The question is to find the solution for
$xy'+y=Y^2$ for when y(1)=-1

here is my working

$ \begin{array}{l} xy' + y = y^2 \\ y(1) = - 1 \\ x\frac{{dy}}{{dx}} = y^2 - y \\ \int {\frac{{dy}}{{y^2 - y}} = \int {\frac{{dx}}{x}} } \\ \int {\frac{1}{{y^2 - y}}dy = \int {\frac{1}{x}dx} } \\ \end{array} $

then by partial fractions the left hand side is
$ \begin{array}{l} LHS = \int {\frac{1}{{y^2 - y}}dy} \\ \frac{1}{{y^2 - y}} = \frac{A}{y} + \frac{B}{{(y - 1)}} \\ 1 = (A + B)y - A \\ A = - 1 \\ A + B = 0 \\ B = 1 \\ \int {\frac{1}{{y^2 - y}}dy} = \int {\frac{{ - 1}}{y}dy + \int {\frac{1}{{y - 1}}dy} } \\ = - \ln y + \ln |y - 1| \\ \end{array} $

and right hand side is
$ \begin{array}{l} RHS = \int {\frac{1}{x}dx} \\ = \ln x + c \\ \end{array} $

so
$ - \ln y + \ln |y - 1| = \ln x + c $

raising by power of e

$ \begin{array}{l} - y + y - 1 = x + e^c \\ - 1 = x + e^c \\ \end{array} $

But this does not appear to me to be right, as the y term has fallen off all together, and I don't have the answer for this problem to check, plus am confused where the y(1)=-1 comes in.
March 18th 2009, 04:12 AM
mr fantastic

Quote:

Originally Posted by Craka

The question is to find the solution for
$xy'+y=Y^2$ for when y(1)=-1

here is my working

$ \begin{array}{l} xy' + y = y^2 \\ y(1) = - 1 \\ x\frac{{dy}}{{dx}} = y^2 - y \\ \int {\frac{{dy}}{{y^2 - y}} = \int {\frac{{dx}}{x}} } \\ \int {\frac{1}{{y^2 - y}}dy = \int {\frac{1}{x}dx} } \\ \end{array} $

then by partial fractions the left hand side is
$ \begin{array}{l} LHS = \int {\frac{1}{{y^2 - y}}dy} \\ \frac{1}{{y^2 - y}} = \frac{A}{y} + \frac{B}{{(y - 1)}} \\ 1 = (A + B)y - A \\ A = - 1 \\ A + B = 0 \\ B = 1 \\ \int {\frac{1}{{y^2 - y}}dy} = \int {\frac{{ - 1}}{y}dy + \int {\frac{1}{{y - 1}}dy} } \\ = - \ln y + \ln |y - 1| \\ \end{array} $

and right hand side is
$ \begin{array}{l} RHS = \int {\frac{1}{x}dx} \\ = \ln x + c \\ \end{array} $

so
$ - \ln y + \ln |y - 1| = \ln x + c $

raising by power of e

Mr F says: Below is where your error lies (assuming previous working is correct - I have not checked thoroughly).

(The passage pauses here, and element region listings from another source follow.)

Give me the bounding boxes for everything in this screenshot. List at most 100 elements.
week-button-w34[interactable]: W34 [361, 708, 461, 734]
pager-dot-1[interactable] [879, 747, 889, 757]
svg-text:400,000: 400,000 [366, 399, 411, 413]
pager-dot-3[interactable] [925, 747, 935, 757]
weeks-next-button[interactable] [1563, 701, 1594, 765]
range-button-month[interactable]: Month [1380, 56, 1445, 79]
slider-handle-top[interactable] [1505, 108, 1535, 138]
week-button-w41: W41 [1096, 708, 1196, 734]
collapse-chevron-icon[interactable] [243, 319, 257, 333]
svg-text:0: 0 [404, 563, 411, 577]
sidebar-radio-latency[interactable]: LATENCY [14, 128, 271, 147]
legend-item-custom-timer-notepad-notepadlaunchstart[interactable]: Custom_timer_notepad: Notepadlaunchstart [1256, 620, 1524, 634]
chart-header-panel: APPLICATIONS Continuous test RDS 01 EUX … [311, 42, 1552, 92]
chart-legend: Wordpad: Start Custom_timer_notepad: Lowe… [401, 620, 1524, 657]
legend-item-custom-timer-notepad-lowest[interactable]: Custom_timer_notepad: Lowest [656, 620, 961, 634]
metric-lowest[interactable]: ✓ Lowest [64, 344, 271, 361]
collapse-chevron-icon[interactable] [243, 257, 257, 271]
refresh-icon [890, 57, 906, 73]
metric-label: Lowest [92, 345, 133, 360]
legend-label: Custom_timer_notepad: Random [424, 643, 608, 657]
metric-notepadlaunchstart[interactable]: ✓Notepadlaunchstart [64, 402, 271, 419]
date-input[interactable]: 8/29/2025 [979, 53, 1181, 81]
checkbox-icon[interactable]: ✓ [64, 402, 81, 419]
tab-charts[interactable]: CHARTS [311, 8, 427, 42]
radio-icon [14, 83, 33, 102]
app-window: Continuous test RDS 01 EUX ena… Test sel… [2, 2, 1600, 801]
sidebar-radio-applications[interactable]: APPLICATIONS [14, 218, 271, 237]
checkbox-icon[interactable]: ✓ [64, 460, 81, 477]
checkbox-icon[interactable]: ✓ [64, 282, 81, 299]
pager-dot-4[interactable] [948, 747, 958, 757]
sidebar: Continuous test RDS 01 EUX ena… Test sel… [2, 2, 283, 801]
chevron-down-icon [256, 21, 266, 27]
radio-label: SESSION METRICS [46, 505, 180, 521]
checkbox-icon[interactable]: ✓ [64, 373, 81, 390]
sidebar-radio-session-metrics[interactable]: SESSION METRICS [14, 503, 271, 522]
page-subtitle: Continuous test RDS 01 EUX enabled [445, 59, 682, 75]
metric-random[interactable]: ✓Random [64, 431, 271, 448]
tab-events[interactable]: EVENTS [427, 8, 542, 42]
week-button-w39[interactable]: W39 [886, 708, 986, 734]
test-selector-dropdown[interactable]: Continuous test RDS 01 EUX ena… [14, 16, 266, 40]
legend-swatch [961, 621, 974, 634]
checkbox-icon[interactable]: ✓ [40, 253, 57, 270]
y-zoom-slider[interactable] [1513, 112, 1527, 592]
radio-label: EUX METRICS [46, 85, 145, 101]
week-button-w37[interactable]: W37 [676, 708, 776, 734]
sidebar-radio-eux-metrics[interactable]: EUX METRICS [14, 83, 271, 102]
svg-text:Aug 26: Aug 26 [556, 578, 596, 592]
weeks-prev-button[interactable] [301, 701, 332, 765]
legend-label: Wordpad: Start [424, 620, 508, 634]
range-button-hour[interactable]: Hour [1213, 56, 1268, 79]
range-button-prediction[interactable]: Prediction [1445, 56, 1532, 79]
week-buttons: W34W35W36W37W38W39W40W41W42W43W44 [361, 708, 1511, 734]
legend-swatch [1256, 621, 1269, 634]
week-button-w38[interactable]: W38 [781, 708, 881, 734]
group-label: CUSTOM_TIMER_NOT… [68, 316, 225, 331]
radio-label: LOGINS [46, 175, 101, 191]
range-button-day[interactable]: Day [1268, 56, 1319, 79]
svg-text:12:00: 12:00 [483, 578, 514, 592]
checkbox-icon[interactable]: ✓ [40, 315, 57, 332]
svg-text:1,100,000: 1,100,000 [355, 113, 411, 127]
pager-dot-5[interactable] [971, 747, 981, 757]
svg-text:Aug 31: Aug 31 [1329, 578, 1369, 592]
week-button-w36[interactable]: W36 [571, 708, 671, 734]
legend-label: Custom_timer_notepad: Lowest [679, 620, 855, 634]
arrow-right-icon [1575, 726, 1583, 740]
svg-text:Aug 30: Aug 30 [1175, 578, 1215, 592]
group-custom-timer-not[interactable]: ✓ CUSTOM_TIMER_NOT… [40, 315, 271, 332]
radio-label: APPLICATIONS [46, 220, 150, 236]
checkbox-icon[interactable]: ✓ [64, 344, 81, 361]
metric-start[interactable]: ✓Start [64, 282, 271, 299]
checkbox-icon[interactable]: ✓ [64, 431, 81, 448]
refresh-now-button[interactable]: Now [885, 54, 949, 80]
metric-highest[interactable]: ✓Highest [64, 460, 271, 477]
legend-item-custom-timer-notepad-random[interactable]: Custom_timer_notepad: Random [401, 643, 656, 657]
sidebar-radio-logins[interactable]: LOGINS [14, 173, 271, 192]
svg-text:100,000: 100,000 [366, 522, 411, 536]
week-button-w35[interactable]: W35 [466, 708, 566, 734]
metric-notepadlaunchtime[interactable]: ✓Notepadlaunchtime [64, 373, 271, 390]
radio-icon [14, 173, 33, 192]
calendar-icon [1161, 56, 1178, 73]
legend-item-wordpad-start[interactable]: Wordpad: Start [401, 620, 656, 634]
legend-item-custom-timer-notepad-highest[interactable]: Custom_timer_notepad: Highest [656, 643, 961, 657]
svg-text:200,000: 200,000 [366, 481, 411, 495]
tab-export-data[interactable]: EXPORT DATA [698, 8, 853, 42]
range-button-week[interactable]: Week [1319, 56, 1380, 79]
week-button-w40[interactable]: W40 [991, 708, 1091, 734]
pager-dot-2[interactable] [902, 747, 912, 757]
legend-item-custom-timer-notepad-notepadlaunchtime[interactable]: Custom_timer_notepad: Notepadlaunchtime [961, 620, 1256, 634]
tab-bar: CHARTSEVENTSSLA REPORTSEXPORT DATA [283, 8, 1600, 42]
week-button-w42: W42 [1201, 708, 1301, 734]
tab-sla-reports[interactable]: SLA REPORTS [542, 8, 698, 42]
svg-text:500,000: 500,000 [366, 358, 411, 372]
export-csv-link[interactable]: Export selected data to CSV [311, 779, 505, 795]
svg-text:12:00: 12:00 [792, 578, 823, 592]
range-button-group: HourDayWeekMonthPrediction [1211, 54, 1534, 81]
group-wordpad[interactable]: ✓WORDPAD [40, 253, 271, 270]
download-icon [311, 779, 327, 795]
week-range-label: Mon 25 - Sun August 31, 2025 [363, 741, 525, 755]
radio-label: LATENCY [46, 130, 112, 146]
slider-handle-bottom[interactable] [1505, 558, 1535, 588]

$ \begin{array}{l} - y + y - 1 = x + e^c \\ - 1 = x + e^c \\ \end{array} $

But this does not appear to me to be right, as the y term has fallen off all together, and I don't have the answer for this problem to check, plus am confused where the y(1)=-1 comes in.

$- \ln |y| + \ln |y - 1| = \ln |x| + c$

$\Rightarrow \ln \left| \frac{y - 1}{y} \right| = \ln |x| + c$

Exponentiate both sides to base e:

$\frac{y - 1}{y} = x e^c = Ax$ .

Now your job is to make y the subject.
March 18th 2009, 04:23 AM
Craka

Doh, thanks. Why can I never remember my log rules!!!
March 18th 2009, 07:49 AM
mpl06c

an easier way would to use Bernoulli differentiation
March 18th 2009, 09:39 AM
Danny

Even easier is to notice that

$xy' + y = y^2$ becomes $\frac{d}{dx} xy = y^2$ so $\frac{d (xy)}{(xy)^2} = \frac{dx}{x^2}$ so $\frac{1}{xy} = \frac{1}{x} + c$
March 18th 2009, 06:04 PM
mpl06c

idont think that is correct??
March 18th 2009, 06:34 PM
mr fantastic

Quote:

Originally Posted by mpl06c

idont think that is correct??

1. You should quote the post you're referring to so that what you say can be understood.

2. If you're going to say something like this, you should back it up with a reason.

3. All forms of the solution given in this thread are correct, as can be easily confirmed by substitution into the given DE.